Au-delà des questions environnementales, les pertes économiques liées à la déforestation et à l’inefficacité de la gestion des exportations de cacao et de café sont préoccupantes. Selon Mike Ntambwe, directeur général de l’Agence Nationale de Promotion des Exportations (ANAPEX), la RDC perd chaque semaine plus de 400 tonnes de cacao à cause de pratiques frauduleuses. Ces pertes s’élèvent à près de 60 millions de dollars américains chaque année. Les producteurs congolais se trouvent également confrontés à une concurrence accrue, notamment avec l’Ouganda, où les exportations de cacao ne sont pas soumises aux mêmes taxes, ce qui rend leurs prix beaucoup plus compétitifs. En RDC, les taxes multiples et les coûts logistiques élevés compliquent encore davantage la situation, réduisant la rentabilité du secteur. Cependant, malgré ces défis, des signes positifs émergent. En 2023, les exportations de café congolais ont connu une nette augmentation, atteignant 12 422 tonnes contre 10 729 tonnes en 2022, selon les chiffres de la Banque Centrale du Congo (BCC). Ce dynamisme démontre qu’il existe un potentiel de croissance dans le secteur agricole, à condition que des mesures efficaces soient mises en place pour garantir la traçabilité des produits et répondre aux nouvelles exigences européennes.

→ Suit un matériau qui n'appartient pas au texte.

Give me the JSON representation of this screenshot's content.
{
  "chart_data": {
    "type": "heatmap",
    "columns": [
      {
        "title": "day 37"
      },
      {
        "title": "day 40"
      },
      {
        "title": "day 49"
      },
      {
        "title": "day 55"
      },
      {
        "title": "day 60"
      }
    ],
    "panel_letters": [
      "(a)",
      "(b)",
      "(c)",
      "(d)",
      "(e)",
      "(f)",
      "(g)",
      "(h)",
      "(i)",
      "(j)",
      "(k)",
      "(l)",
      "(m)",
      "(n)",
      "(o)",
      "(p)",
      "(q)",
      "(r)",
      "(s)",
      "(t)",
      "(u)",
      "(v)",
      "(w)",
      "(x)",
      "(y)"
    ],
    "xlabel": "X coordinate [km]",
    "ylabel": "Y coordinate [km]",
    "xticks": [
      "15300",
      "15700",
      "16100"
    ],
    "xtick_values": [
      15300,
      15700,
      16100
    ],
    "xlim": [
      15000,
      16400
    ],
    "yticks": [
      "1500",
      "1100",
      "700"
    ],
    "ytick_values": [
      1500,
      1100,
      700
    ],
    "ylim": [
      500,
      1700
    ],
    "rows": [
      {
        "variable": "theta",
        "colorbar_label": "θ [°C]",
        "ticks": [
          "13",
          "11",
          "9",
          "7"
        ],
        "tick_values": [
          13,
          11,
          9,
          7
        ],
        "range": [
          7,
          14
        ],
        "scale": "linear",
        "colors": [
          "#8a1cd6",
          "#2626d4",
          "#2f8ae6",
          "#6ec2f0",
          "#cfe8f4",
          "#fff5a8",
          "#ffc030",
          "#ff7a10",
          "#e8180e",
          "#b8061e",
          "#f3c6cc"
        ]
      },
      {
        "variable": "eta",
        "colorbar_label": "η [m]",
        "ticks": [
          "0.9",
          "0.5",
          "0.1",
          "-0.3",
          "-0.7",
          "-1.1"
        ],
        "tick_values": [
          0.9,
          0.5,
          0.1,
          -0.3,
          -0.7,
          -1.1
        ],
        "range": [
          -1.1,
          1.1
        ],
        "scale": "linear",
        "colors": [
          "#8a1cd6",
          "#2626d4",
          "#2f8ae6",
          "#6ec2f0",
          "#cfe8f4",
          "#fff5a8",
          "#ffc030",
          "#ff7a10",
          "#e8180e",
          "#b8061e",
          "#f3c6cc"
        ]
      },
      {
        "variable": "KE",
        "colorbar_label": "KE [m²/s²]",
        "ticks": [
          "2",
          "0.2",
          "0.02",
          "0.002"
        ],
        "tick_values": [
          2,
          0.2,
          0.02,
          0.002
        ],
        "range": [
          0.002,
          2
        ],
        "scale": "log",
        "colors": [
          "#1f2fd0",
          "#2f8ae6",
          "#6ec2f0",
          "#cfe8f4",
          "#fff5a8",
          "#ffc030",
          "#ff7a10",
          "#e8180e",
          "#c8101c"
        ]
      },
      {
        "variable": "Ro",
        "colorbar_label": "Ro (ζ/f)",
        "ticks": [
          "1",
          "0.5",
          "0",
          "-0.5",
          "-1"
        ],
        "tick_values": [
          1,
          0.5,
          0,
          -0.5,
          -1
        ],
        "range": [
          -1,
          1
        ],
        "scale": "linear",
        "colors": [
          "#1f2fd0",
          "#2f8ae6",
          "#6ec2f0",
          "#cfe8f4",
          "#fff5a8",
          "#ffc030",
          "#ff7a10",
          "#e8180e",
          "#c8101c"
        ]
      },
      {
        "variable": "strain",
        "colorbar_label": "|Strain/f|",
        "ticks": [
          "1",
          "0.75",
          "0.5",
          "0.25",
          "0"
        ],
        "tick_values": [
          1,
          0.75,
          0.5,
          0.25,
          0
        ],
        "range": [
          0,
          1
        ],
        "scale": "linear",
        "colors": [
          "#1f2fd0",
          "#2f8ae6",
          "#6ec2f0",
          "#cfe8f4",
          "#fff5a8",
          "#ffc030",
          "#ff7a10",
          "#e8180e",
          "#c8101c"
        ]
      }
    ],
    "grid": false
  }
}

Face à ces préoccupations, le gouvernement congolais s’est engagé à clarifier la situation avec les opérateurs économiques. Un point de presse, organisé par les ministères de l’Agriculture, de l’Environnement et du Commerce extérieur, aura lieu ce lundi pour fournir des éclaircissements sur l’impact réel du règlement européen et les démarches à suivre pour se conformer aux nouvelles normes. Pour les autorités congolaises, il s’agit de trouver un équilibre entre la préservation des forêts et le soutien à l’industrie agricole. La RDC, qui abrite une part significative du bassin du Congo, est appelée à jouer un rôle de premier plan dans la lutte contre la déforestation, un défi qui implique à la fois des enjeux environnementaux, économiques et sociaux. Le secteur du cacao et du café reste l’un des principaux moteurs de l’économie congolaise, avec des perspectives de croissance à moyen et long terme, à condition de réussir à s’adapter aux nouvelles régulations mondiales. La question qui se pose maintenant est de savoir si le pays pourra relever ce défi et trouver des solutions pour maintenir ses produits sur les marchés internationaux tout en respectant les critères environnementaux de plus en plus stricts.